Section 6(b) of S. 23 amends § 134 to remove reference to third party requestor rights to appeal an adverse decision by the Director not to grant an inter partes reexamination (pursuant to the changes in inter partes reexamination rules; see "Post-grant Review Provisions of S. 23") and Section 6(c)(1) amends § 141 to be consistent with provisions of the revised inter partes reexamination rules and the new post-grant review rules, and includes ex parte and supplemental examinations under Sections 7 and 10 of the bill, that appeals from adverse decisions in those proceedings can only be appealed to the Court of Appeals for the Federal Circuit (§ 141(c)). For derivation proceedings, the revised § 141 provides that appeals be heard by the Federal Circuit, but "such appeal shall be dismissed if any adverse party to such derivation proceeding, within 20 days after the appellant has filed notice of appeal in accordance with section 142, files notice with the Director that the party elects to have all further proceedings conducted as provided in section 146" (§ 141(d)).

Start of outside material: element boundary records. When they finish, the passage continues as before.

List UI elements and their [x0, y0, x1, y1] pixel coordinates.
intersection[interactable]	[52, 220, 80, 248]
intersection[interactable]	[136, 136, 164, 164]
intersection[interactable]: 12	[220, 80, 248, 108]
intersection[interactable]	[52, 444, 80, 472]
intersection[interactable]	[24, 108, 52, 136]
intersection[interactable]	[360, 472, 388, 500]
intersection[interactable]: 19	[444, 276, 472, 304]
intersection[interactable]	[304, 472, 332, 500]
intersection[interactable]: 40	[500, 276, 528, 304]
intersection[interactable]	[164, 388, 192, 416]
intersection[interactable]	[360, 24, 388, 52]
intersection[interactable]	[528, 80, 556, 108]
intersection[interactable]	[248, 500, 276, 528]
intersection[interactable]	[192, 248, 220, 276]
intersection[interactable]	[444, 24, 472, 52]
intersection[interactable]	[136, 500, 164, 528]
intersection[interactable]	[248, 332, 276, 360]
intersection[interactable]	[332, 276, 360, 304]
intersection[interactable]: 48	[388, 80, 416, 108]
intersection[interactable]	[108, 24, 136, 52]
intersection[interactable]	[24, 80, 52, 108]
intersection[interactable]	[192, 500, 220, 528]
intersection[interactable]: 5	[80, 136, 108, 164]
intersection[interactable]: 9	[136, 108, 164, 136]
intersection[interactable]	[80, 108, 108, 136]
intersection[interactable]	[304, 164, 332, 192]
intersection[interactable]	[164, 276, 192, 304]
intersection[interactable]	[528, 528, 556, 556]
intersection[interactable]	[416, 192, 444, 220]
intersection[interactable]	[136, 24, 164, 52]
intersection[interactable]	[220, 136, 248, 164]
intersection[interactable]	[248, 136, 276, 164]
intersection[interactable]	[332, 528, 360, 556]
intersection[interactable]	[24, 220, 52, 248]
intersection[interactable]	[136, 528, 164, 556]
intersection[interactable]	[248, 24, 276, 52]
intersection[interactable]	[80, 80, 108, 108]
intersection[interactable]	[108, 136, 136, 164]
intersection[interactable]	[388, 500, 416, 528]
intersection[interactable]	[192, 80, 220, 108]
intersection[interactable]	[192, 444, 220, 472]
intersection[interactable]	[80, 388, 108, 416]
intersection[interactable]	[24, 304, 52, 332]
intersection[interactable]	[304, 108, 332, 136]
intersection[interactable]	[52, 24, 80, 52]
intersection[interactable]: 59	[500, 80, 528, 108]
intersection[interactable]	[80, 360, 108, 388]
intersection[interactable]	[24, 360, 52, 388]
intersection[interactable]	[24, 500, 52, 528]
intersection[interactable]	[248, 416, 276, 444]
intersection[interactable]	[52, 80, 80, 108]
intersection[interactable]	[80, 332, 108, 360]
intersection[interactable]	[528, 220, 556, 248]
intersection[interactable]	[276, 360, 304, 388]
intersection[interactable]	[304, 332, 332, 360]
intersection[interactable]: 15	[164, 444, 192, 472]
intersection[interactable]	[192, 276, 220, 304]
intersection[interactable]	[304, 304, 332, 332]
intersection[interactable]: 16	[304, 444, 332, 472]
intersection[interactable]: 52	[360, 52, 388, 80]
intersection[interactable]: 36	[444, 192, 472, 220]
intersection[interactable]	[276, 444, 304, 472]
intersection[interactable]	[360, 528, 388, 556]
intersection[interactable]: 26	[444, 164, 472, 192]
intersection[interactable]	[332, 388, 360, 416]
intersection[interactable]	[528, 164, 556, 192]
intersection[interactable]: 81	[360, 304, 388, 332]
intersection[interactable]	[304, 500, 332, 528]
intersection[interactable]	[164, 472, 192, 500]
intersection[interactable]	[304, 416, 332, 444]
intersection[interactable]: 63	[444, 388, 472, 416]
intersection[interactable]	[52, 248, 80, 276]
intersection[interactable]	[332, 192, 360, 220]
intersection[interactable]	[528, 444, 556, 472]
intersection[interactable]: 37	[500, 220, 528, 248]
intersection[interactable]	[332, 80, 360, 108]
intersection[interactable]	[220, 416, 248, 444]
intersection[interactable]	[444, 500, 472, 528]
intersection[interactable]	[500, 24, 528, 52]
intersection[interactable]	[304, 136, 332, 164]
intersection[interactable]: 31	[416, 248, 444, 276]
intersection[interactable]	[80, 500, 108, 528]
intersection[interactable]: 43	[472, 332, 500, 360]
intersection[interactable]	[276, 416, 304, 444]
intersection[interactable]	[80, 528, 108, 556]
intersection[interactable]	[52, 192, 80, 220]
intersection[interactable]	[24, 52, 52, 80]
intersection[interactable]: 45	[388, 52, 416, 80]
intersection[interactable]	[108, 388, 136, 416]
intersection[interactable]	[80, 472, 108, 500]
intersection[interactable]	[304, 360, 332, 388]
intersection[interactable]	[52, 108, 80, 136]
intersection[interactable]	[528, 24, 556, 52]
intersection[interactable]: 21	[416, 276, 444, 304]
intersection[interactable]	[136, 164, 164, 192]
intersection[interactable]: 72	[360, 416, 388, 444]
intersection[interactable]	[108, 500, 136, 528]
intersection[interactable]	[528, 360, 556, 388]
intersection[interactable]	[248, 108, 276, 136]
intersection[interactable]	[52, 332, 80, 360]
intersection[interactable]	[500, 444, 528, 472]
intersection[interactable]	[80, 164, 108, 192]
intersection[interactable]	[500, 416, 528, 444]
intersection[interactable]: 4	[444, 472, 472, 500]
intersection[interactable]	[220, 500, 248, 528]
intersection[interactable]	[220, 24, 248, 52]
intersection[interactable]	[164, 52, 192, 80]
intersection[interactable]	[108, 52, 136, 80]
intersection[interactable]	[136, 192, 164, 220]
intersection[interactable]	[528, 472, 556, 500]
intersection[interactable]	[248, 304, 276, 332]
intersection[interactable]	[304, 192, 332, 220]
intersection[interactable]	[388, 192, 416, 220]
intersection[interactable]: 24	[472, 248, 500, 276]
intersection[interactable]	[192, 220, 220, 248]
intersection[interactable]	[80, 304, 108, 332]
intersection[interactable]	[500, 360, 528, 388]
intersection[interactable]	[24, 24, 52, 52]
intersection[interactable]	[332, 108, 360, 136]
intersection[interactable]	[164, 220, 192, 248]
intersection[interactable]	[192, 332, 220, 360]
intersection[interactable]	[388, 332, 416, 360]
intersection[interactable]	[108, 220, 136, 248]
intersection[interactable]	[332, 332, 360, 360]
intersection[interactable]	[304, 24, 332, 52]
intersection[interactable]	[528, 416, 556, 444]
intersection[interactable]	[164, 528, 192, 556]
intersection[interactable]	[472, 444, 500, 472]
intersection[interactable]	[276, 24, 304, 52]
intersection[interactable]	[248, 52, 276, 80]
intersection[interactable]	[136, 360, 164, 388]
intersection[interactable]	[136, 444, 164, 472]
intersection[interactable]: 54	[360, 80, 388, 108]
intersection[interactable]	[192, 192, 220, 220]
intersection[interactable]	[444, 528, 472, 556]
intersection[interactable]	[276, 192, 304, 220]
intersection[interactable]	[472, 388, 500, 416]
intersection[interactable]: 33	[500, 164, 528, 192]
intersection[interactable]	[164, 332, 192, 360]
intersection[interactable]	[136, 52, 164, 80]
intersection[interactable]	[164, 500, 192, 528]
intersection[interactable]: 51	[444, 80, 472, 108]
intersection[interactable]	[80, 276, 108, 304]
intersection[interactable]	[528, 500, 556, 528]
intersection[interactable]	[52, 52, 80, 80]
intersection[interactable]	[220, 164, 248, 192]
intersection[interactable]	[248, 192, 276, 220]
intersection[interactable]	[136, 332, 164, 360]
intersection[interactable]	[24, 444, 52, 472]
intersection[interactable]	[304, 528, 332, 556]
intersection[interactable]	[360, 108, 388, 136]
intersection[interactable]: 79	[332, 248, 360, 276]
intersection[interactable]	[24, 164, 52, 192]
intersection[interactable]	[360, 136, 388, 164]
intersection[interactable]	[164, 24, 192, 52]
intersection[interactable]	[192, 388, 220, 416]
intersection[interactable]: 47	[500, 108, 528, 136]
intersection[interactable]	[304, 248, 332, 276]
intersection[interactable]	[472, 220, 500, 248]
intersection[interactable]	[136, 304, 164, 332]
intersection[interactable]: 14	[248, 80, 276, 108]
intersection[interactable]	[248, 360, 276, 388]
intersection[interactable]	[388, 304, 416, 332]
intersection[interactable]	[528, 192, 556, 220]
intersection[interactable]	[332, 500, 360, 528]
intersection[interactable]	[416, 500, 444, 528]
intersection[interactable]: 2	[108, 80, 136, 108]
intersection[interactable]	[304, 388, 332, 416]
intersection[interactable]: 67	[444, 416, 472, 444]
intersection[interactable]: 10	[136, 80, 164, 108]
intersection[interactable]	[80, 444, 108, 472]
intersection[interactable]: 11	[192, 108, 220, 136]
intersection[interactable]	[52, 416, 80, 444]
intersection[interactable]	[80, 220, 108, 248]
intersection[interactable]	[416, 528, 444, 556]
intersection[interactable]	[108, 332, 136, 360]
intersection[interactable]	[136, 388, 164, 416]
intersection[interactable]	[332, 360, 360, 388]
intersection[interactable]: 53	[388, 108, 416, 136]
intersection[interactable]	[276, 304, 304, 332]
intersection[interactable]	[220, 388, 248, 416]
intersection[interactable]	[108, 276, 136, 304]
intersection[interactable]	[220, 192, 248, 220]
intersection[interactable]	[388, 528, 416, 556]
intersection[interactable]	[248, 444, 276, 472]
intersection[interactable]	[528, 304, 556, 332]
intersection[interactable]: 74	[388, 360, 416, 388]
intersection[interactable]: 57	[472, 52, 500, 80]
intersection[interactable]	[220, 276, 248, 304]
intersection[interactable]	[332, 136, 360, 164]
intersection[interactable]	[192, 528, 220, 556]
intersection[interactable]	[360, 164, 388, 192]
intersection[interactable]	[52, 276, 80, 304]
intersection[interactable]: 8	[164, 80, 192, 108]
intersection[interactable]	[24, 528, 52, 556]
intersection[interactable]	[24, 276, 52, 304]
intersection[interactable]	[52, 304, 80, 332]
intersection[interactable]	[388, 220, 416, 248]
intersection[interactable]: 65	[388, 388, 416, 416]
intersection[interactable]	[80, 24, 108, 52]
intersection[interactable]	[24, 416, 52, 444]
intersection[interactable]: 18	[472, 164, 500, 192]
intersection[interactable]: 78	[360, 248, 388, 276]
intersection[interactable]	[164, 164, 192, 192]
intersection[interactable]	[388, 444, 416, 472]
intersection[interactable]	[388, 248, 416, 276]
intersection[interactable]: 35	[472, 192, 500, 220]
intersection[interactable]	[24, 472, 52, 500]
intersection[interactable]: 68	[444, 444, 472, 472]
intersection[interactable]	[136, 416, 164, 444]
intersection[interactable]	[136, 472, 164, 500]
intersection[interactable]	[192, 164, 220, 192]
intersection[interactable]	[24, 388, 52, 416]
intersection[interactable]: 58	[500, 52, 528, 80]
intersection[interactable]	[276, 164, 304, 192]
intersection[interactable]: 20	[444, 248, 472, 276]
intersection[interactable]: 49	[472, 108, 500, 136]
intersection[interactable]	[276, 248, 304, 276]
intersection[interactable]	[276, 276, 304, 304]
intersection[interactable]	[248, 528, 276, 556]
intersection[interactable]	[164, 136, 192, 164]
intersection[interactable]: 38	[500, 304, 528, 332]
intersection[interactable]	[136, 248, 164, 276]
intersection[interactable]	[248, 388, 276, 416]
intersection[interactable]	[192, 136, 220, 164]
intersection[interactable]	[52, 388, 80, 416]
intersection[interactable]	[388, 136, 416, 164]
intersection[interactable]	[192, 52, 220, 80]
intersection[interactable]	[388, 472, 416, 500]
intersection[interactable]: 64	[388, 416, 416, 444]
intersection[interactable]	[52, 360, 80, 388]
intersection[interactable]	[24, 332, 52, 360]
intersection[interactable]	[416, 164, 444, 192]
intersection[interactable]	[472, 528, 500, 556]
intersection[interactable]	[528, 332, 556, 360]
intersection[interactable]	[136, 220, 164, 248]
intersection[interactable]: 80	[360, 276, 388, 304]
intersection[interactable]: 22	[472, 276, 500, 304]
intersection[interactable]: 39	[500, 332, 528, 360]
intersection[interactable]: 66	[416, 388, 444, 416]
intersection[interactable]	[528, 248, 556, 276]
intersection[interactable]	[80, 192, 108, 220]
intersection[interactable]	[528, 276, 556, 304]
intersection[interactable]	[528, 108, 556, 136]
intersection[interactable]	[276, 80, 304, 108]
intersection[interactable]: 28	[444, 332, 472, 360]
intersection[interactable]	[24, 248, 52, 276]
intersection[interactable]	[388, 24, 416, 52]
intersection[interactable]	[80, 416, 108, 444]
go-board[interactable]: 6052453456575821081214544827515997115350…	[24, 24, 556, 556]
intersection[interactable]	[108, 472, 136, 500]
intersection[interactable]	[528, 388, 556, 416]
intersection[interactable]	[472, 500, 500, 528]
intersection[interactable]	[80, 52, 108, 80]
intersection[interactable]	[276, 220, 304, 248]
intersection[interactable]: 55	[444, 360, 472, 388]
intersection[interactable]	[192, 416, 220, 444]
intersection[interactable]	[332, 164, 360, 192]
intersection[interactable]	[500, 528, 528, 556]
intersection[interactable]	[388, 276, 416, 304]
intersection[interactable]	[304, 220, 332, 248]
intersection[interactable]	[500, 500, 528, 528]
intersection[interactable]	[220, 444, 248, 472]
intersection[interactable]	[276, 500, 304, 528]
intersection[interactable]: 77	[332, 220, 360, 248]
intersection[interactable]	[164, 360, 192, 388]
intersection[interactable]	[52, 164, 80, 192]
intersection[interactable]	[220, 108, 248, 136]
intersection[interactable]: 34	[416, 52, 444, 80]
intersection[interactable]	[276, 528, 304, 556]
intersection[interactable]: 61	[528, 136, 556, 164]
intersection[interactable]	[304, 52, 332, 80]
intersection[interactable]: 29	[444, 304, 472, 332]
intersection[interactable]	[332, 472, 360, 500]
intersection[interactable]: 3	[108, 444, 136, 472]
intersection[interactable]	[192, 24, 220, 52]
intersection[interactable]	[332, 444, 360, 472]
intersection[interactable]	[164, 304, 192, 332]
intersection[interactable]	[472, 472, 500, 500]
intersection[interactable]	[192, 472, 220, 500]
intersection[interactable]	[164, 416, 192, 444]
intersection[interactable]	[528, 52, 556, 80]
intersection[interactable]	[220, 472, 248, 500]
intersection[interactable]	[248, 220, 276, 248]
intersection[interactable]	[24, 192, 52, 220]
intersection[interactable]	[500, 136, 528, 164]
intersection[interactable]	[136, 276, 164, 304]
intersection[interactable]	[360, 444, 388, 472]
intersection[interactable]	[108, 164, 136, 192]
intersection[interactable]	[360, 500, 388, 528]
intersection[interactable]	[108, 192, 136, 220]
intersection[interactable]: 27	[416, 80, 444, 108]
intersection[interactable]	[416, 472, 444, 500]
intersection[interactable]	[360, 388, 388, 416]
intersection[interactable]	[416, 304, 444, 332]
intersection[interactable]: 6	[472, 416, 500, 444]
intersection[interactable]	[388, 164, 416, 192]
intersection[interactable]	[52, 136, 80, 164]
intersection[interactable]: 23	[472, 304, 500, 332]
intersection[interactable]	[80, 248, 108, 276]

However, "[i]f the appellant does not, within 30 days after the filing of such notice by the adverse party, file a civil action under section 146, the Board's decision shall govern the further proceedings in the case." Section 6(c)(2) amends 28 U.S.C. § 1295(a)(4)(A) to include the jurisdiction of the PTAB under the provisions granting a right to a civil action under 35 U.S.C. §§ 145 or 146, and Section 6(c)(3) of the bill grants the Director the right to intervene in an appeal under 35 U.S.C. § 143 from a decision of the PTAB in a derivation proceeding, an inter partes reexamination or a decision on post-grant review, as well as the obligation to submit to the appellate court in writing "the grounds for the decision of the Patent and Trademark Office, addressing all of the issues raised in the appeal."
The effective date of these provisions under Section 6(d) is one year after the date of enactment of the bill into law, with the exceptions that the jurisdiction of the Federal Circuit over appeals of reexamination decisions extends to any decisions of the current BPAI "with respect to a reexamination that is entered before, on, or after the date of the enactment of this Act" (Section 6(d)(1)); the amendments of §§ 6, 134, and 141 shall not go into effect for any inter partes reexaminations requested prior to one year after the enactment date (Section 6(d)(2)); (curiously), "the Patent Trial and Appeal Board may be deemed to be the Board of Patent Appeals and Interferences for purposes of appeals of inter partes reexaminations that are requested under section 311 prior to the date that is 1 year after the date of the enactment of this Act" (Section 6(d)(3)); and the right of the Director to intervene in an appeal under 35 U.S.C. § 143 from a decision of the PTAB in a derivation proceeding, an inter partes reexamination or a decision on post-grant review will extend to inter partes reexaminations requested "prior to the date that is 1 year after the date of the enactment of this Act" (Section 6(d)(4)).